Soliciting investment, PM said, “I’m aware that I’m addressing some of the best financial brains. The ones who can convert new areas of innovation and growth into sustainable business propositions. At the same time, I am conscious of your requirement to provide the funds in your trust, the best and safest long-term returns.”

According to a finance ministry official, large pension and sovereign wealth funds such as Australian Super, British Columbia Investment Management Corporation, Future Fund, GIC, Japan Post Bank, Japan Bank for International Cooperation, Korean Investment Corporation, Mubadala, Nippon Life, Pension Denmark, Qatar Investment Authority and US International Development Finance Corporation participated the virtual conference.

The Prime Minister said India is the best place for generating long-term returns as it is among the countries that have the lowest corporate tax rates and enumerated policy decisions taken to enable private enterprise to flourish in the country.

“Strategic disinvestment and monetization of assets on a scale not seen before. Historic decision to bring down our share in public sector undertakings to below 51 percent. Policy regimes for private participation in new sectors like coal, space, atomic energy, railways, civil aviation and defence. New Public Sector Undertakings Policy for a rationalized foot-print of public sector,” he said.

“If you want returns with reliability, India is the place to be. If you want demand with democracy, India is the place to be. If you want stability with sustainability, India is the place to be. If you want growth with a green approach, India is the place to be,” he said.

Inviting investors to participate in India’s growth, the PM said the country has the potential to catalyse global economic resurgence. “Any achievement by India will have a multiplier impact on world’s development and welfare. A strong and vibrant India can contribute to stabilization of the world economic order,” he said.

Mark Machin, president and CEO of CPP Investments, remarked that the roundtable was very productive. “India is key to our long-horizon investment strategy, focused on growth markets, and we have a strong appetite to build on our existing investments across infrastructure, industrial and consumer sectors,” a finance ministry statement quoted him as saying.

“India is an important market for CDPQ—we have invested several billions in sectors such as renewables, logistics, financial services and technology-enabled services—and we aim to strengthen our presence over the coming years,”Charles Emond, President and CEO of Caisse de dépôt et placement du Québec (CDPQ), said.

“Pension fund investors dedicate large portions of their portfolios to assets expected to benefit from growing economies and markets.

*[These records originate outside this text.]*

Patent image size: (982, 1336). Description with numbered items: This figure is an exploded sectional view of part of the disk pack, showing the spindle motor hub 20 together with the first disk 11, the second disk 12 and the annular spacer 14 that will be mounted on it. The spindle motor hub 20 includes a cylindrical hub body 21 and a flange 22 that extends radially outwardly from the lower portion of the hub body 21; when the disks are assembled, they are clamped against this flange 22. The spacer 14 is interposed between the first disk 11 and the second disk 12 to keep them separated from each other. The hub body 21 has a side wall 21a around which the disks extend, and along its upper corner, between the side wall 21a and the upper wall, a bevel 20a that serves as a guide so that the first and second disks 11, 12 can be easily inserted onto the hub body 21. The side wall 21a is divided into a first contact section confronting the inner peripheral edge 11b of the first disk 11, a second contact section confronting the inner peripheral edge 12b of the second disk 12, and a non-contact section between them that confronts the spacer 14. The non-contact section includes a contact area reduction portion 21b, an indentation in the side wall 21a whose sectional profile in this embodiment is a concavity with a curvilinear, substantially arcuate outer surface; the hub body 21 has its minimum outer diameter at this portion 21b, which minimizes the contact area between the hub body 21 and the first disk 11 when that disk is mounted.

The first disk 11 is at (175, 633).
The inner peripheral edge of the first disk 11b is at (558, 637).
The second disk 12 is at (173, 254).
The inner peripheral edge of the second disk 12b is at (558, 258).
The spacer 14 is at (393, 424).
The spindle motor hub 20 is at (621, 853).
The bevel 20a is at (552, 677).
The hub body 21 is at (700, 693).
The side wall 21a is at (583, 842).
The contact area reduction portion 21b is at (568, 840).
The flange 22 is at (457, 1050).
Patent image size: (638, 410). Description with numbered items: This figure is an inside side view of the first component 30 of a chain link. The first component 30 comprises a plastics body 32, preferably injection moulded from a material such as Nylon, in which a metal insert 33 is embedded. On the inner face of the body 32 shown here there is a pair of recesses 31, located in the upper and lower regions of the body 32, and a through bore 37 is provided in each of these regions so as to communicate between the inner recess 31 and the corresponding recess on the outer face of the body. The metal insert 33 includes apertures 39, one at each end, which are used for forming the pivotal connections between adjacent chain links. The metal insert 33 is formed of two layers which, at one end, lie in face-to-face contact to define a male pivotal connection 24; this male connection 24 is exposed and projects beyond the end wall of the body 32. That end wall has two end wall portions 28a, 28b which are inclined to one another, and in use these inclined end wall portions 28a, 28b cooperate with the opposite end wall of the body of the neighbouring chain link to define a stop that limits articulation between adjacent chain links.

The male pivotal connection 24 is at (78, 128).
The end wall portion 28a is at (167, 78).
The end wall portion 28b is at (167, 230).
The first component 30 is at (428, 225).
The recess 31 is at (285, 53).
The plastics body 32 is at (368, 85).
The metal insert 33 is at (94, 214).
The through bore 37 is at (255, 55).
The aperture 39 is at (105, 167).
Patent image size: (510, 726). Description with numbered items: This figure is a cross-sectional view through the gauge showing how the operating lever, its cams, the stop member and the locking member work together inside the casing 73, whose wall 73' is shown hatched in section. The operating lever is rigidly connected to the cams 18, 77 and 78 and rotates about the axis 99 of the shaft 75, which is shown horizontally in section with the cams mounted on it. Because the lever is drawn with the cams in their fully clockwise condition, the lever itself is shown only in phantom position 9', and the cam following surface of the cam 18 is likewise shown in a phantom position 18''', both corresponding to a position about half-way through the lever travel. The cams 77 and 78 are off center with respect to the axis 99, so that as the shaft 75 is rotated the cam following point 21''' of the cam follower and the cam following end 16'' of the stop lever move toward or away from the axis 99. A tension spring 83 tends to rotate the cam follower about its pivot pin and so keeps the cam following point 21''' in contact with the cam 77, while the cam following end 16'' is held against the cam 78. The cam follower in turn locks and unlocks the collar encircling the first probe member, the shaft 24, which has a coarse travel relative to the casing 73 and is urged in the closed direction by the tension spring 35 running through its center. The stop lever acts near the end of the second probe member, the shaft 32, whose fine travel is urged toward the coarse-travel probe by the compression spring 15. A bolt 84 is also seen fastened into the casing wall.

The structural reforms undertaken by India are likely to provide a strong foundation for such high growth well into the future,” Jase Auby, chief investment officer, Teacher Retirement System of Texas, USA said.

Divakar Vijayasarathy, Founder and Managing Partner, DVS Advisors LLP, said the atmanirbhar Bharat is the core of the Prime Minister’s economic vision. “He has also highlighted the change in culture at the macro level from fiscal responsibility to fiscal prudence, unplanned urban growth to wholistic growth, physical infrastructure to digital infrastructure.”

“The missing link for the atmanirbhar Bharat would be FTAs [free trade agreements] to boost export demand and additional measures to revive and sustain domestic demand,” he added.